096 綿虫や父母ゐるやうに灯を点し(*)

116 父母の忌や扇と団扇となりあひ

123 下駄ばきの十指よろこぶ秋の風

125 新酒新米越の家苞みな重く

144 かなかなや妹へ喪服を着ようとは

151 龍太亡き居間をつらぬく縅銃(*)

156 音威子府駅の綿虫大いなる


 どの句もしっかりとした句柄で、詠まれている「モノ」や「コト」に情が籠っている。杏子さんと選が重なった三句を鑑賞しよう。


036 良寛忌越後は海も雪の中(*)

 「海も雪の中」というフレーズが素晴らしい。
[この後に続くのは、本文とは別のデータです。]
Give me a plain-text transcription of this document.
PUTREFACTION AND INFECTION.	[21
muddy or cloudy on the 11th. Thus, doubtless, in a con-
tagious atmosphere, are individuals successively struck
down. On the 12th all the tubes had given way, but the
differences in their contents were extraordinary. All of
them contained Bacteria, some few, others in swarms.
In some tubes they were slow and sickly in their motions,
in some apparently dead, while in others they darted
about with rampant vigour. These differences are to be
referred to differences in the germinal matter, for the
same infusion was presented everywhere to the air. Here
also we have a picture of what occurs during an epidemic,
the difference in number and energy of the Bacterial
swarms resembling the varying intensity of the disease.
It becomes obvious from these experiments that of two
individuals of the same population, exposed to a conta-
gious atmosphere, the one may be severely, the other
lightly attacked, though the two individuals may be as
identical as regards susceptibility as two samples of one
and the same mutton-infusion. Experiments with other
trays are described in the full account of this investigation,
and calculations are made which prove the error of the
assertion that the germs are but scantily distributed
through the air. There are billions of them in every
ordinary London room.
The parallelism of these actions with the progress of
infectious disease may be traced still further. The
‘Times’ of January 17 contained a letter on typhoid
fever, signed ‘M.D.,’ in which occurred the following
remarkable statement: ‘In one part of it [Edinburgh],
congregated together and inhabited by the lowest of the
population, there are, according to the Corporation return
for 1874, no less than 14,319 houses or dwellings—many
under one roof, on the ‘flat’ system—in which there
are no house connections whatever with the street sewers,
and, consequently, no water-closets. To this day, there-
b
叙景句なのだが、「越後」で景が立ってきて、私には、出雲崎の景色が浮かんできた。さらに「良寛忌」で「情」が伝わってくる。五合庵や貞心尼のことにまでも思いが膨らんで行った。


096 綿虫や父母ゐるやうに灯を点し(*)

 世に父母を恋う俳句は数多いのだが、感情語を使わずに「情」を感じさせるという、俳句の骨法に則った佳句。「綿虫」がいい。とてもいい。


151 龍太亡き居間をつらぬく縅銃(*)

 冒頭にも書いたが、杏子さん急逝の状況をつぶさに書いた「件」41号を読むと、目頭が熱くなる。笛吹市で行われた「龍太を語る会」で杏子さんは熱弁をふるった。その後の急逝だった。講演後ひと足先に帰った橋本さんは、飯田秀實氏や細谷喨々氏から電話を受け、衝撃を受けたことであろう。夫の黒田勝男さんが付き添っておられたことは、私にとって、ただ一つの慰めである。